Tenho visto, a cada dia, as
pessoas buscando apoio no outro de forma exagerada, de modo a delegar ao outro
a responsabilidade de fornecer as ferramentas necessárias para seu crescimento.
Isso acontece, principalmente, devido ao modo como lidamos com nossas
frustrações. Um exemplo comum, utilizado por Perls (1977), refere-se a um
discurso usualmente feito pelos pais de querer “dar tudo” a seus filhos. Apesar
de a intenção ser boa, de que não falte nada a seus filhos para que possam
desenvolver plenamente suas possibilidades, esta é uma máxima que deve ser
pensada com cautela.¹ Oferecer sempre tudo aquilo que os filhos desejam não
permite que eles se frustrem e, por consequência, além de crescerem acreditando
que sempre vão conseguir tudo o que querem sem esforço, também não irão
desenvolver nenhuma auto-confiança, pois não aprenderam a fazer as coisas
sozinhos, e provavelmente não acreditam que conseguem. Assim, essa criança se
tornará um adulto sem auto-suporte, necessitando buscar o apoio de que
necessita externamente, nas outras pessoas. Um exemplo disso poderia ser as
pessoas que possuem extrema dificuldade em estar sós. É muito comum que essas
pessoas busquem sempre maneiras de se manter na companhia de outras, evitando estar
sozinhas, em vez de procurar compreender a dificuldade delas em lidar com a
solidão.
Como tudo em
psicoterapia tem a ver com equilíbrio, o auto-suporte promove a integração, que
é atingida por meio do equilíbrio entre suporte e frustração.² É necessário
frustrar-se para que nos vejamos obrigados a lidar com nossa própria
frustração, e assim possamos desenvolver formas criativas de seguir em frente, e
paralelamente compreendendo que, com frequência, iremos nos decepcionar e não
conseguir tudo o que queremos e da forma como queremos. Ao mesmo tempo, também
vamos ter necessidade de, em alguns momentos, buscar suporte externamente. O
que é normal, não tem nada a ver com fraqueza e, por isso, auto-suporte NUNCA
deve ser confundido com não precisar de ninguém. A criança que não recebeu
suporte suficiente dos pais dificilmente vai desenvolver auto-suporte
naturalmente, uma vez que, provavelmente, passou por inúmeras frustrações uma
atrás da outra, e isso pode levá-la ao medo de tentar e ao fechamento para o
mundo. Pode tornar-se um adulto embotado emocionalmente e incapaz de estabelecer
relações saudáveis.
Por isso, auto-suporte está
intimamente ligado a auto-responsabilização. Na nossa sociedade contemporânea,
tendemos a terceirizar os nossos atos. “Eu
não consegui aquela vaga porque o entrevistador não foi com a minha cara, e
quis me prejudicar” ou “está tudo
dando errado na minha vida porque alguém me lançou um mau-olhado”, são ótimos
exemplos de como não tomar as rédeas da própria vida e sempre atribuir o poder ao
outro.

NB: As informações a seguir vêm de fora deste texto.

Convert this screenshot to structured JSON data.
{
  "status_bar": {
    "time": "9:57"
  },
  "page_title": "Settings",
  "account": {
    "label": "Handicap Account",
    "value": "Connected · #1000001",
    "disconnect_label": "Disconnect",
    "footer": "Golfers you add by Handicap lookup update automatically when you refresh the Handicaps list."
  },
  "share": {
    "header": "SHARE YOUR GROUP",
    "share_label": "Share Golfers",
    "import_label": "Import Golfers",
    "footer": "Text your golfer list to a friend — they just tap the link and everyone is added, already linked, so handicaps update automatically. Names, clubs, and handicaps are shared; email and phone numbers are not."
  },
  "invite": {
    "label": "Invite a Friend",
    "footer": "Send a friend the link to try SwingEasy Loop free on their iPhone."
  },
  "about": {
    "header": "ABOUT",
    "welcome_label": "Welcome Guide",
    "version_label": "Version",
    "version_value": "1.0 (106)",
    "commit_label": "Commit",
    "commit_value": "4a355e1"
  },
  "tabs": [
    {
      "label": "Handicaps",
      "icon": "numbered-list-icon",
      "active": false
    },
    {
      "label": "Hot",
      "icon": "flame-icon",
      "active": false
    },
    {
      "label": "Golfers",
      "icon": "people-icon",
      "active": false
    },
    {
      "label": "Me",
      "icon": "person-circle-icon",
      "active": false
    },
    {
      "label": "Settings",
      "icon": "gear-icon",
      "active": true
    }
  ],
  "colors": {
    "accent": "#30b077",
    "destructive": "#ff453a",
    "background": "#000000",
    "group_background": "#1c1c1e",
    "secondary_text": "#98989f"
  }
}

Já ouvi várias vezes o seguinte discurso: “eu só traí minha mulher
porque ela era muito ciumenta, não me deixava fazer nada”. Este é um exemplo de
como é muito mais fácil e cômodo atribuir o motivo de seus atos ao outro do que
responsabilizar-se por eles. Não moço, você traiu porque você QUIS. Ninguém te
obrigou. Sua mulher pode ser o que for, mas você teve uma escolha. Se eu estou
em um relacionamento não-saudável e acredito ser emocionalmente dependente do
meu parceiro, sempre que algum ato dele frustrar minhas expectativas, eu tendo
a acusá-lo de não me dar atenção suficiente, não me amar, não fazer nada para
me agradar, etc., e me sinto triste com isso. No entanto, é preciso questionar
onde está a minha própria responsabilidade nesta história. Pode ser, por
exemplo, no fato de manter este relacionamento ruim, não assumindo o risco de
sair dele, ou permitindo que meu parceiro me machuque dessa forma. Ninguém aqui
está dizendo que é fácil mudar, que é fácil desconstruir toda a sua vida de uma
hora para outra. Nós somos resultados da nossa própria história, e lidamos com
as situações da forma como damos conta naquele momento. A capacidade de constituir novas
significações se dá a partir da habilidade de resposta (response + ability = responsibility,
do inglês). Por isso, fazer essa reflexão e dar-se conta dos aspectos
que nem sempre estão elucidados pode ser um primeiro passo importantíssimo.
Lembrando que, como
psicoterapeutas, acreditamos na transformação. Só porque o auto-suporte não foi
desenvolvido naturalmente, não quer dizer que ele não possa ser alcançado. Aliás,
este é um dos objetivos da psicoterapia: promover maturidade, auto-suporte, por
meio do auto-conhecimento e da responsabilização.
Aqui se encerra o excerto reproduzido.